Atmosfer di sana semakin memanas. "Haah," Okita menghela napas. "kalau gitu ... Aku akan memaksamu untuk makan!" Saat Okita hendak memasukkan bubur pedas itu ke mulut Kagura, reflek Kagura hanya bisa berguling ke kanan atau ke kiri. "Sadis, kau—"

HAP! "GYAAA!" Kagura memegangi bibirnya yang mendadak jadi merah dan sedikit membesar. "Sadis! Sial! Kau mau membunuhku dengan memanfaatkan keadaan ini, 'kan?!"

"Orang sakit tidak boleh banyak bicara."

"HEEEIIII!"

"Lebih baik kau cepat sembuh." ujar Okita. Kagura terdiam, eh, apa? Tadi Okita ngomong apa? "Kalau kau terus-terusan sakit begini, pertarungan kita tidak akan selesai-selesai." Tunggu—kenapa tiba-tiba Okita jadi begini? "Kau sakit ya? Kenapa tiba-tiba peduli?"

"China, makan buburnya. Tidak baik menyisakan makanan." Kagura cemberut, Okita dengan seenaknya mengalihkan pembicaraan. Andai saja bubur yang dibuat Okita itu normal, pasti Kagura dengan lahap akan menghabiskannya—tidak peduli itu buatan siapa—, sepanci pun ia masih muat.

"Mau kusuapi lagi?"

"OGAH!" Kagura memaksakan diri untuk bangun, ia mengangkat panci tersebut lalu memakannya sampai habis. Sebentar—Kagura lupa kalau bubur tersebut pedas. "GROAAAAAAA! P-PEDAAAASSSSSA!"

"Hmm, hmm, jangan bilang kau pura-pura sakit?"
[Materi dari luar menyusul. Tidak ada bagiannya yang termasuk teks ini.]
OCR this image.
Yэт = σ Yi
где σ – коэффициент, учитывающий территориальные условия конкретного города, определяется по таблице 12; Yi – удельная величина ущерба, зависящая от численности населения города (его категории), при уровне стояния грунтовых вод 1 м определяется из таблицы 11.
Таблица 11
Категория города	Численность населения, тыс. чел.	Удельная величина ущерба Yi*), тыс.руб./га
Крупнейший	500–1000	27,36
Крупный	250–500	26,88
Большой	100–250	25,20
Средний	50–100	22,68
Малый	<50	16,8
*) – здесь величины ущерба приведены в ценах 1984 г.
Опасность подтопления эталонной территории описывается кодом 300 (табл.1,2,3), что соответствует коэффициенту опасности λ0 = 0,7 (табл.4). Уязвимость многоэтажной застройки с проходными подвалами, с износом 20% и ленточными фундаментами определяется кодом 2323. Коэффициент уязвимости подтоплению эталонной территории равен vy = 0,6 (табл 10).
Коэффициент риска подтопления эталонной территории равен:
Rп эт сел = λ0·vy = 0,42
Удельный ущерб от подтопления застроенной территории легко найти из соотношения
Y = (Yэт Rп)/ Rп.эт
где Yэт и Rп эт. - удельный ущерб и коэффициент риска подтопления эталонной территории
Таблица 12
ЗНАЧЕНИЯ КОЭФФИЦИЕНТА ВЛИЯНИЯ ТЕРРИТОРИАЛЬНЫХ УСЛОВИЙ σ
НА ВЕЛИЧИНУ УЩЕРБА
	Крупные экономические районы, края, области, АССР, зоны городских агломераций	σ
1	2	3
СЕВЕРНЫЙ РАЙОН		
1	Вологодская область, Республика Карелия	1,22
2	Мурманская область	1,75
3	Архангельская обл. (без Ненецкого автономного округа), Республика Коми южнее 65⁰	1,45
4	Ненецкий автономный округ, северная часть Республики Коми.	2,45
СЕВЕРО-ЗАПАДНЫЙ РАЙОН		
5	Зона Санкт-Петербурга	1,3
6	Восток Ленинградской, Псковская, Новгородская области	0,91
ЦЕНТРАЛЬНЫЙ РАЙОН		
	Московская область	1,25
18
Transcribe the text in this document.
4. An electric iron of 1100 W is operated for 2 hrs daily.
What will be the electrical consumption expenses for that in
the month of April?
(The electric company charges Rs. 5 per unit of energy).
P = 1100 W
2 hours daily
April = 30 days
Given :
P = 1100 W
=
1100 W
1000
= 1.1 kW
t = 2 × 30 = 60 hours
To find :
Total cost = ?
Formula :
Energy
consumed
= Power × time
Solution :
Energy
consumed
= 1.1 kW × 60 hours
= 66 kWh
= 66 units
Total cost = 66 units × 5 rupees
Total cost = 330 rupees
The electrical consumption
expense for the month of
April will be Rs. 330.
"Nggaklah, bodoh! Aku beneran sakit nih!" balas Kagura sambil menaikkan suaranya.

Okita mendekati Kagura, lalu ia menempelkan tangannya di dahi gadis tersebut. "H-Hoi! Jauhkan tanganmu—"

"Panasnya turun," kata Okita, lalu ia menjauhkan tangannya kembali. "gimana? Bukannya kau merasa baikan?"

Ah, iya juga ya. Kagura memegangi dahinya, ia membuka maskernya—pantas saja ia tidak bersin maupun batuk sedari tadi—, lalu memandangi Okita. "kalau begitu, tugasku selesai. Lain kali tidak boleh sakit ya, China—"

"Tunggu!" Tangan Kagura menahan tangan Okita, sehingga laki-laki bersurai light brown tersebut menoleh ke belakang. Wajah Kagura jadi merah, ia menunduk. "M-M-Makasih ..."

"Hah? Apa? Aku tidak mendengarnya." Okita pura-pura tidak dengar.

"Sadis bodoh, jahat, tuli." semprot Kagura tiba-tiba sambil meninju punggung laki-laki beriris reddish brown itu sehingga ia terpental. Okita memegangi punggungnya yang nyeri akibat tinju Kagura tadi, lalu memandangi Kagura yang wajahnya tengah memerah. Entah malu atau marah. "Oi, oi, china musume, jangan mulai duluan. Aku belum siap nih."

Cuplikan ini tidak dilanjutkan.